You do see people refusing to wear masks, I'm at a cafe (need internet) and people don't have masks on extremely rudely right now. Even thought there are sign asking them too.

In my opinion, the issue with this collectivist society attitude is, very few people think for themselves unless they're explicitly told what to do. This has been the issue in Tokyo and Japan in general, it's wear masks, social distance, but get on a packed commuter train. People just do it, although it makes no practical sense and everyone knows it's stupid, it's just done.

Look at the case numbers in Tokyo though, not going well.

Well, having a mask in a packed train is probably better tgan no mask, so it makes some sense, when there is no alternative. (is home office enforced?)

But I get your point. People doing collective things is not necessarily good. "Hey everyone, lets go to war" Ok.

Regarding masks I don't think you can really compare what is happening in Japan to America. People screaming and getting kicked out of stores and airplanes. The reasoning is different also, I imagine in Japan it's mostly about laziness but in America it's more about freedom and not being told what to do.

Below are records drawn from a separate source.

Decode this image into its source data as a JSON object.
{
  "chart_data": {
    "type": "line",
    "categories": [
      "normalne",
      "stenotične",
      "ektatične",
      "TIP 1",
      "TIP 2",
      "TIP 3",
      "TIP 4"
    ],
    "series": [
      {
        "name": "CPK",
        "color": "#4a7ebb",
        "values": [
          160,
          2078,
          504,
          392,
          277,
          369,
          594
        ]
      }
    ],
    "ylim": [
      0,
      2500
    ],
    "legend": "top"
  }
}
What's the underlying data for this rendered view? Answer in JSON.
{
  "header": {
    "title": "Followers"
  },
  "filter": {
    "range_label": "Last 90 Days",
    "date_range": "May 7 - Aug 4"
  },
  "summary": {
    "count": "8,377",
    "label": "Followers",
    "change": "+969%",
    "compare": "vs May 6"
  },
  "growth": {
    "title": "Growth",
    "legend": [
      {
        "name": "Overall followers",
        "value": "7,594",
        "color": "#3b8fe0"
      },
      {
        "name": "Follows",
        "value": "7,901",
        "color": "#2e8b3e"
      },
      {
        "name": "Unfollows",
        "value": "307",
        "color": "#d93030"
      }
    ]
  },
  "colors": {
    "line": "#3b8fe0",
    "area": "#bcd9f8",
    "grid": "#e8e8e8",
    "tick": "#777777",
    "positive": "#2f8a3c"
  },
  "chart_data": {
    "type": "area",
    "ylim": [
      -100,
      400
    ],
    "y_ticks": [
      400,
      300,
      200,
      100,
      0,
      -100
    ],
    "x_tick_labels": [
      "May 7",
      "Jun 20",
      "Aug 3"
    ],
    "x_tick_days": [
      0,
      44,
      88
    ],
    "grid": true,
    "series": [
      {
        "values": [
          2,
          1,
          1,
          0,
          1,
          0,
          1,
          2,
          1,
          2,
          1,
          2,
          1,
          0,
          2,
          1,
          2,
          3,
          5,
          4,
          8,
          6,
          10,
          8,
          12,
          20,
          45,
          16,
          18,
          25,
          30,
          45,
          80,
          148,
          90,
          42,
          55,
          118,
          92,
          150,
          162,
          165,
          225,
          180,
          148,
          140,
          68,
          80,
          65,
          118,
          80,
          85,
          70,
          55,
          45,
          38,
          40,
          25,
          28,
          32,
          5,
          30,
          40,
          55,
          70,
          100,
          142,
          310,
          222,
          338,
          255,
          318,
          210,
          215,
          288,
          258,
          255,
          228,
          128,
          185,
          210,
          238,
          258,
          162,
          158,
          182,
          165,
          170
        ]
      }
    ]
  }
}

Of course in the ideal world only the people that are correct would think for themselves or everyone would be correct all the time. But it doesn't work that way, usually people that think for themselves are wrong. When a culture has more people willing to go against the grain sometimes they will be right and make things better but more often they will be wrong and make things worse.

In my opinion, the issue with this collectivist society attitude is, very few people think for themselves unless they're explicitly told what to do.

That's not limited to Japan, we have plenty of it in the Anglo-sphere as well.

Come on now. The numbers are incredible when you consider how tightly people live together in Japan.

I go out and I almost NEVER see people without masks.